Magomet Imadutinovich Gadzhiyev (Магомет Имадутдинович Гаджиев; 20 December 1907 – 12 May 1942) was a Soviet Navy submarine commander and Hero of the Soviet Union. He fought and died during World War II.

==Biography==
Gadzhiev was an ethnic Avar, born into a peasant family in the Megeb area of Dagestan. In 1925 he completed two courses at the First Dagestan State Technical School in the city of Temir-Khan-Shura, now the city of Buynaksk. He joined the navy in 1925 and graduated from the Frunze Higher Naval School in 1932. He was appointed to the submarine division of the Black Sea Fleet and was second in command of the AG class submarine A2. He subsequently commanded the submarines M-9 and ShCh-117.

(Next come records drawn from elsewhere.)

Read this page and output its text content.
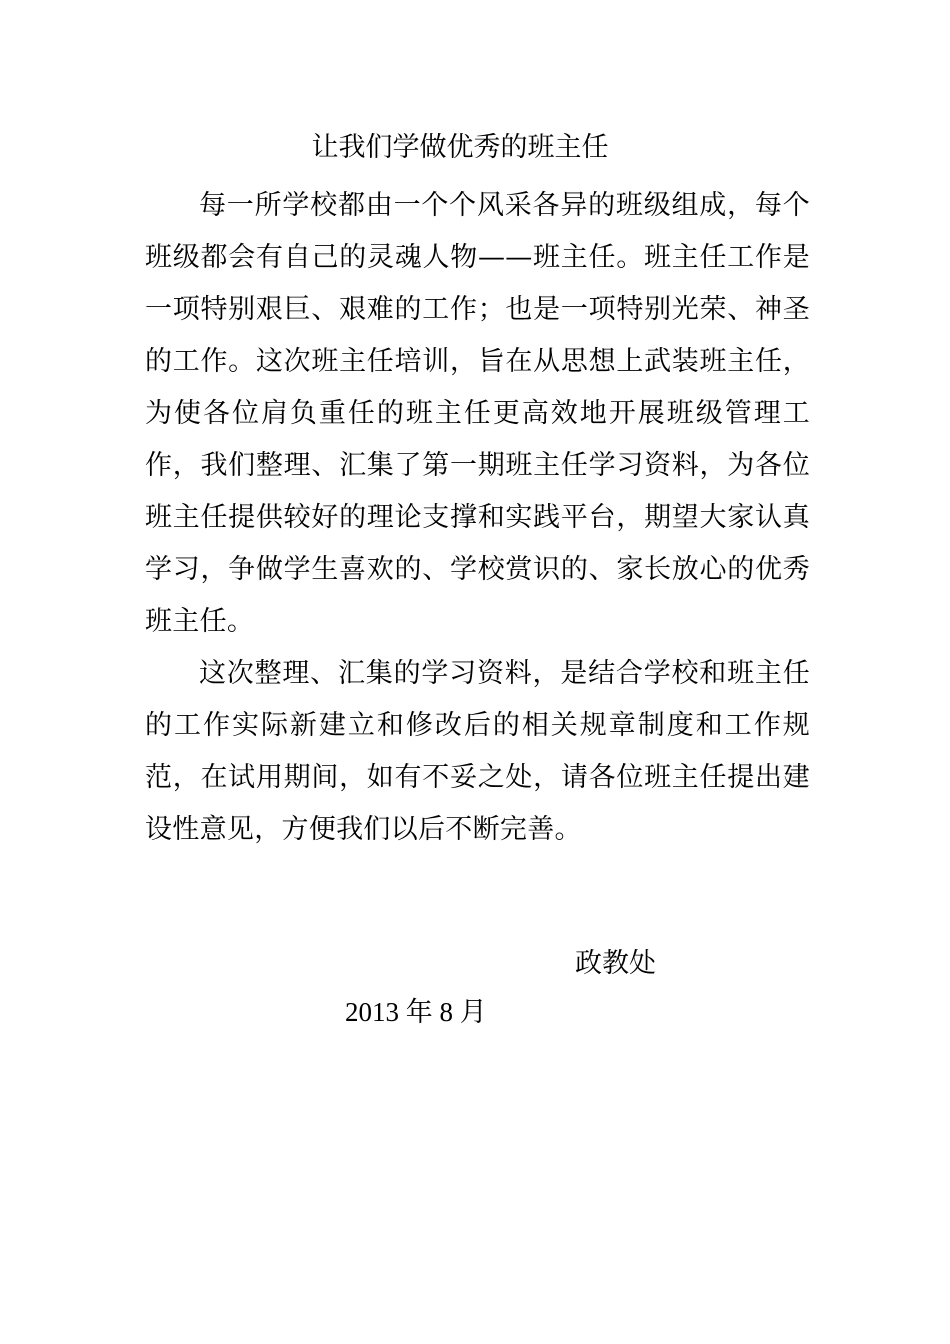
让我们学做优秀的班主任

每一所学校都由一个个风采各异的班级组成，每个班级都会有自己的灵魂人物——班主任。班主任工作是一项特别艰巨、艰难的工作；也是一项特别光荣、神圣的工作。这次班主任培训，旨在从思想上武装班主任，为使各位肩负重任的班主任更高效地开展班级管理工作，我们整理、汇集了第一期班主任学习资料，为各位班主任提供较好的理论支撑和实践平台，期望大家认真学习，争做学生喜欢的、学校赏识的、家长放心的优秀班主任。

这次整理、汇集的学习资料，是结合学校和班主任的工作实际新建立和修改后的相关规章制度和工作规范，在试用期间，如有不妥之处，请各位班主任提出建设性意见，方便我们以后不断完善。

政教处

2013 年 8 月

In 1939 he studied at the Voroshilov Naval Academy and was assigned to the Northern Fleet on graduation. He became commander of the submarine brigade of the Northern Fleet in 1940. His command sank 10 German transports in 1942. On 12 May 1942 his boat, the K class K 23, was sunk by German forces commanded by Wolfgang Kaden with all hands lost.

==Awards and honours==

- Gadzhiev was posthumously awarded the Hero of the Soviet Union on 23 October 1942
- Order of Lenin (twice)
- Order of the Red Banner

The town of Gadzhiyevo near Murmansk was named after him.
A Don class submarine depot ship was named Magomet Gadzhiyev in the 1960s. Streets in Murmansk, Makhachkala, Severomorsk, Oskemen and Polyarny, and several schools, were named in his honour.